Schauplatz im Stuttgarter Osten

Sowohl Faust als auch der 61-jährige Courz, ein kaufmännischer Angestellter aus Nufringen, kennen den Ostendplatz in Stuttgart aus früheren Tagen. „Wir haben uns dort auf eine Bank gesetzt, einen Döner gegessen und zugehört, wie sich Obdachlose und Hartz-IV-Empfänger unterhalten haben“, sagt die 63-jährige Nufringerin Kurtz, die bis zu ihrem Ruhestand als Chemielaborantin arbeitete. Die Art und Weise, wie die Menschen am Rande der Gesellschaft miteinander umgegangen seien, habe man beim Schreiben berücksichtigt.

Zu den Recherchen zählten nicht nur Besuche in den Gerichtsverhandlungen des Koffermordprozesses, sondern auch Vor-Ort-Visiten in der Kneipe am Ostendplatz. „Da habe ich unseren Täter getroffen, wie wir ihn uns dann ausdachten“, erzählt Courz. Sämtliche Figuren freilich wurden frei erfunden, wie auch die Handlung letzten Endes eine fiktive ist. „Selbstverständlichen haben wir uns nicht an den realen Fall gehalten“, sagt Faust. Die Gäuwriters ließen sich rechtlich beraten, um keine Konsequenzen fürchten zu müssen. Auch nicht von der Polizei und der Staatsanwaltschaft. In dem Roman gibt es keinen Kommissar, dafür aber einen Immobilienmakler aus dem Stuttgarter Osten, der im Stile eines Pater Brown ermittelt.

Stoff für einen ARD-Tatort ?

Vier Jahre lang haben die Gäuwriters an dem Buch gearbeitet, mit einigen Pausen dazwischen. Herausgekommen ist ein dichtes Sittenbild mit einer Handlung im Zeitraum zwischen Ende Mai und Anfang Juli 2014. Auf jedes Detail legten die Autoren Wert, vom Wetter, das damals herrschte, „bis hin zu der Frage, wie viele Bänke am Obdachlosentreff stehen“, sagt Faust.

Die Hauptschreibarbeit habe vor allem Courz geleistet, einzelne Kapitel seien im Wechsel verfasst worden, resümiert Faust. Schließlich brachte er den Roman in seinem eigenen Verlag heraus. Gedruckt wurden bisher rund hundert Exemplare in einer günstigen Bestelldruckerei. Das Kostenrisiko hält sich in Grenzen – und vielleicht kommt das Werk ja doch eines Tages zu „Tatort“-Ehren.

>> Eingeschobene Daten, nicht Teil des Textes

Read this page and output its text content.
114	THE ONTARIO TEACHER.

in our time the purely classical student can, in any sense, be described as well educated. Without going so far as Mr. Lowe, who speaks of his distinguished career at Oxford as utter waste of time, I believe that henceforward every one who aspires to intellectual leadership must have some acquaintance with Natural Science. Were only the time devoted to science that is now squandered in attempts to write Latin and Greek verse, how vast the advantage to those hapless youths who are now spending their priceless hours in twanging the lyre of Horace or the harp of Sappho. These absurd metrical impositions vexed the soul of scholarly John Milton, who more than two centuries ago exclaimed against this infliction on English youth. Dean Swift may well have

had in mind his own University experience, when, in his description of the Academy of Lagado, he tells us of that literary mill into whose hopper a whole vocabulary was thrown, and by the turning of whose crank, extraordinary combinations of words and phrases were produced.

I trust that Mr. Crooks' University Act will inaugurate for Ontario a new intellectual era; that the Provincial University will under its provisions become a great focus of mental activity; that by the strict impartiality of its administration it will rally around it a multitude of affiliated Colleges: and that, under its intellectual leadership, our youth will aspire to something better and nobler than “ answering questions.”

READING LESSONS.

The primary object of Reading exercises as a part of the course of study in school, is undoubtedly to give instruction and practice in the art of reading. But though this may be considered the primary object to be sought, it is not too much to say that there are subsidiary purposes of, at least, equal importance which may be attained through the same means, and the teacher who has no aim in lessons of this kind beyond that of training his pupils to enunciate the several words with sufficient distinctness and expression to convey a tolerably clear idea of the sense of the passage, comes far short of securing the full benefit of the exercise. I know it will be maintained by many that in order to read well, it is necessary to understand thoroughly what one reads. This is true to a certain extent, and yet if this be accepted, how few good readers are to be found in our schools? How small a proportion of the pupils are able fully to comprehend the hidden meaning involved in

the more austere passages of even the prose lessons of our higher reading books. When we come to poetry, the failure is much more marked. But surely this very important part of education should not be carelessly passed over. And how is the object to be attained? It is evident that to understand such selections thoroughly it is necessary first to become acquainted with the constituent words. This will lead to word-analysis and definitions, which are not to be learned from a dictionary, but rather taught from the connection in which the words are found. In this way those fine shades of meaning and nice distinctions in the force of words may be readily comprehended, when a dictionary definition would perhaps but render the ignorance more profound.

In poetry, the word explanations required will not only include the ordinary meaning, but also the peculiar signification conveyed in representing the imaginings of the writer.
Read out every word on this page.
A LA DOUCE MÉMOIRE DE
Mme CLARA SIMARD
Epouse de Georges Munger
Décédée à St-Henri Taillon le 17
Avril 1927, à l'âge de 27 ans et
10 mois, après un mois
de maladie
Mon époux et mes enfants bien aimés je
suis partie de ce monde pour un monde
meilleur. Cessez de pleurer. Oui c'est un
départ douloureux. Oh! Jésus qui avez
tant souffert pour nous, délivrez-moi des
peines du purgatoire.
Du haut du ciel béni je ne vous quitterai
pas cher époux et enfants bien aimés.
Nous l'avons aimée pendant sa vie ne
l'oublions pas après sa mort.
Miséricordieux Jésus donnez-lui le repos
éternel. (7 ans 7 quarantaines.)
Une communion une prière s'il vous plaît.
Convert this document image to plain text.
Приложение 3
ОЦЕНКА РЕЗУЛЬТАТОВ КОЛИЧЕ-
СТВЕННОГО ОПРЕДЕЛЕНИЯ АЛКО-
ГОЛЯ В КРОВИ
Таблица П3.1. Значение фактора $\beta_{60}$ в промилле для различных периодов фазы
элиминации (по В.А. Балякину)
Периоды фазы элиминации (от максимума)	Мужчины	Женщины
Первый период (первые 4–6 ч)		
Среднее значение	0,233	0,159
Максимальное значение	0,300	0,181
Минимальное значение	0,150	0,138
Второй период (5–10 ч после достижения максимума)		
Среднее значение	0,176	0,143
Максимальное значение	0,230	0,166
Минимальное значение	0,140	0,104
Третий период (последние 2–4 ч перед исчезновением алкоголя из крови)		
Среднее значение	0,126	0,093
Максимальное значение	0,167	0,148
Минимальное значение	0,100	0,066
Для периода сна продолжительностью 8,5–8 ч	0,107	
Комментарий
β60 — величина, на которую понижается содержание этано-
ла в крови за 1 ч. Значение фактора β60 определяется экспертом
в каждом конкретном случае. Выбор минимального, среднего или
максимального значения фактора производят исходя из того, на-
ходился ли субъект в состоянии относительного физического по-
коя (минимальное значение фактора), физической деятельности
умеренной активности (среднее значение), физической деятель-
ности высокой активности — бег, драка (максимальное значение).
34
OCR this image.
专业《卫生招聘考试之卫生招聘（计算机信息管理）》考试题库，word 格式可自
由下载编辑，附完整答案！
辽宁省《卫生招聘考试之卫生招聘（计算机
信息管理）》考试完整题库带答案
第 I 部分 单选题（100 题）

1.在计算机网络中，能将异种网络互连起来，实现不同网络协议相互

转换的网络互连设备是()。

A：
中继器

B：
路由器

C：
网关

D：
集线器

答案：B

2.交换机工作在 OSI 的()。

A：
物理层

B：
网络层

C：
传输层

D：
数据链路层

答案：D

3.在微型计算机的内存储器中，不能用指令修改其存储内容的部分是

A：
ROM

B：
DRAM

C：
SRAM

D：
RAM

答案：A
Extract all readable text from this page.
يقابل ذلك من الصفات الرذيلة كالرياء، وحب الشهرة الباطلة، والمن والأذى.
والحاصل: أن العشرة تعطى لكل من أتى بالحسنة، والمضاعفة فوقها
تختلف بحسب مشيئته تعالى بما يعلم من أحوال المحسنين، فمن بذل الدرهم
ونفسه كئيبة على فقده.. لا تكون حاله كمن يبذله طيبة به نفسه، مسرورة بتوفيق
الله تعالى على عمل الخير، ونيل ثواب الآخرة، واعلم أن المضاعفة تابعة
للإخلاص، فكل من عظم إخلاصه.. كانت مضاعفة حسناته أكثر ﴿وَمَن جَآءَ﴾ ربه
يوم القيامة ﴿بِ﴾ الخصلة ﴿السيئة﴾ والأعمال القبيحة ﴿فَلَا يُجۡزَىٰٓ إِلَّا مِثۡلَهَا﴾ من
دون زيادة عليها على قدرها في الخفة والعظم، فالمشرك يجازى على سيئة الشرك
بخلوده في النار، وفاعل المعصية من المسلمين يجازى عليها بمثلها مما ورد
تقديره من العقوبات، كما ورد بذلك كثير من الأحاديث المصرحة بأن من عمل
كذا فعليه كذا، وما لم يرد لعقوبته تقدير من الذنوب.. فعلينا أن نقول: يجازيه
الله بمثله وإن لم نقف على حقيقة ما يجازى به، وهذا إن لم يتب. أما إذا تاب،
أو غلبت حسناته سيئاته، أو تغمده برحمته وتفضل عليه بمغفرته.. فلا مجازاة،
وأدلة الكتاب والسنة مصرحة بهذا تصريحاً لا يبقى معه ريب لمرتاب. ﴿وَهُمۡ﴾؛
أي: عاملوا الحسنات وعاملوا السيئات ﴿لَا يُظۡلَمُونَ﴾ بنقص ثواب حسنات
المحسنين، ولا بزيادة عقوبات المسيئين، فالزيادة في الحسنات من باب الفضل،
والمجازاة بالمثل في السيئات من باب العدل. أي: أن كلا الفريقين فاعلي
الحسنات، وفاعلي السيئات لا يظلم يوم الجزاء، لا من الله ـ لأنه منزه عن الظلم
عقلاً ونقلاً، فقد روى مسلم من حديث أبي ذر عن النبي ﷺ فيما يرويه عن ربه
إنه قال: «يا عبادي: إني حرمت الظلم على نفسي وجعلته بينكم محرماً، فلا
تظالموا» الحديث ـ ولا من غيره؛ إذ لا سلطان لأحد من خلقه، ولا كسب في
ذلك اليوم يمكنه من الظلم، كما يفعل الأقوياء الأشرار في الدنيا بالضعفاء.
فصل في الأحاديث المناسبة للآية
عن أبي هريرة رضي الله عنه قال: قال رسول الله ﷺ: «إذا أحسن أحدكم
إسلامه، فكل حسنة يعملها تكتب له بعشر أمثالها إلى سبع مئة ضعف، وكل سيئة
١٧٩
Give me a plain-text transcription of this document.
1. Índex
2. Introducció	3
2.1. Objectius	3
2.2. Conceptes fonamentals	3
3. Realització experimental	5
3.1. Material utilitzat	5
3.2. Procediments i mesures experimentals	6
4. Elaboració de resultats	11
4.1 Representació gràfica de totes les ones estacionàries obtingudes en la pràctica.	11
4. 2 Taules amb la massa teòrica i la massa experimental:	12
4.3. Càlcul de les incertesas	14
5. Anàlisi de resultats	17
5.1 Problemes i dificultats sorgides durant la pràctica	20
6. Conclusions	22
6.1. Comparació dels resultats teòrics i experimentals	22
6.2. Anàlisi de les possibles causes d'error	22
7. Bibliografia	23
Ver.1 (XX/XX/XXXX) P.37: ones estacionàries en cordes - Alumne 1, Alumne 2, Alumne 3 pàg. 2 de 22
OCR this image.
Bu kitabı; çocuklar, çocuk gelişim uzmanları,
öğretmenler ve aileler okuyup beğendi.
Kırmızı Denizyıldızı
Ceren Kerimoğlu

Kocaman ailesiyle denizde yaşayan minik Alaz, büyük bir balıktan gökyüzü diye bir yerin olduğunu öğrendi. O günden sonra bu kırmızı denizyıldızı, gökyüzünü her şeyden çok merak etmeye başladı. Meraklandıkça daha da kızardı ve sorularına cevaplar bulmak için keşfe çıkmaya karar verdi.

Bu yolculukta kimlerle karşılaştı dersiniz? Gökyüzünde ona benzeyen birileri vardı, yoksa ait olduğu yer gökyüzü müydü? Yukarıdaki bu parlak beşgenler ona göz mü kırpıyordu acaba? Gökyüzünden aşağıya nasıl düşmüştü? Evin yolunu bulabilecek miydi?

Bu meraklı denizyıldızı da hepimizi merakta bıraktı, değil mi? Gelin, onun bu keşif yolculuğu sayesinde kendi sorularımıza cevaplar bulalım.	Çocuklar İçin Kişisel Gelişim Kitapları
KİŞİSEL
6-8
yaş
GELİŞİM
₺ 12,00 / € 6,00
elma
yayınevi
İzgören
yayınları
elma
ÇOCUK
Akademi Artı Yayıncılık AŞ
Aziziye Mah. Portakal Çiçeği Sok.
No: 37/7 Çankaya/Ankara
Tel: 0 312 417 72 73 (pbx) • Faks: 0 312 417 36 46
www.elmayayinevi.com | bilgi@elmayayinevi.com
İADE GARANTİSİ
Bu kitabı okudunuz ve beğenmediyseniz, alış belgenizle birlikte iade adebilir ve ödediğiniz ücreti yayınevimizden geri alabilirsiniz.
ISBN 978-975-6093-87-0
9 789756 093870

Die Leichen wurden im Stuttgarter Schlossgarten entdeckt

Publikation:
Das Werk „Randfiguren“ ist im Dezember 2018 im Verlag Phrasanova-Medien erschienen. Es hat 239 Seiten, kostet 8,99 Euro und ist im Buchhandel erhältlich. Die vierte Autorin des Teams ist Birgit Örter (56), die auch aus dem Gäu stammt und seit kurzer Zeit in Niedersachsen zu Hause ist.

Koffermord
: Im März 2015 wurde der 48 Jahre alte Täter im Stuttgarter Koffermord-Prozess zu lebenslanger Haft verurteilt worden. Das Landgericht sah es als erwiesen an, dass er an Himmelfahrt 2014 im Alkoholrausch zwei seiner Zechkumpanen umgebracht hatte. Er erstach eine 47 Jahre alte Frau und erschlug einen schlafenden 50-Jährigen mit einem Feuerlöscher. Die beiden Toten wurden der Stuttgarter Obdachlosen-Szene zugerechnet. Die Leichen waren am 1. Juni 2014 nackt und schwer malträtiert in zwei großen Reisekoffern verpackt an einem Bahndamm im Stuttgarter Schlossgarten gefunden worden.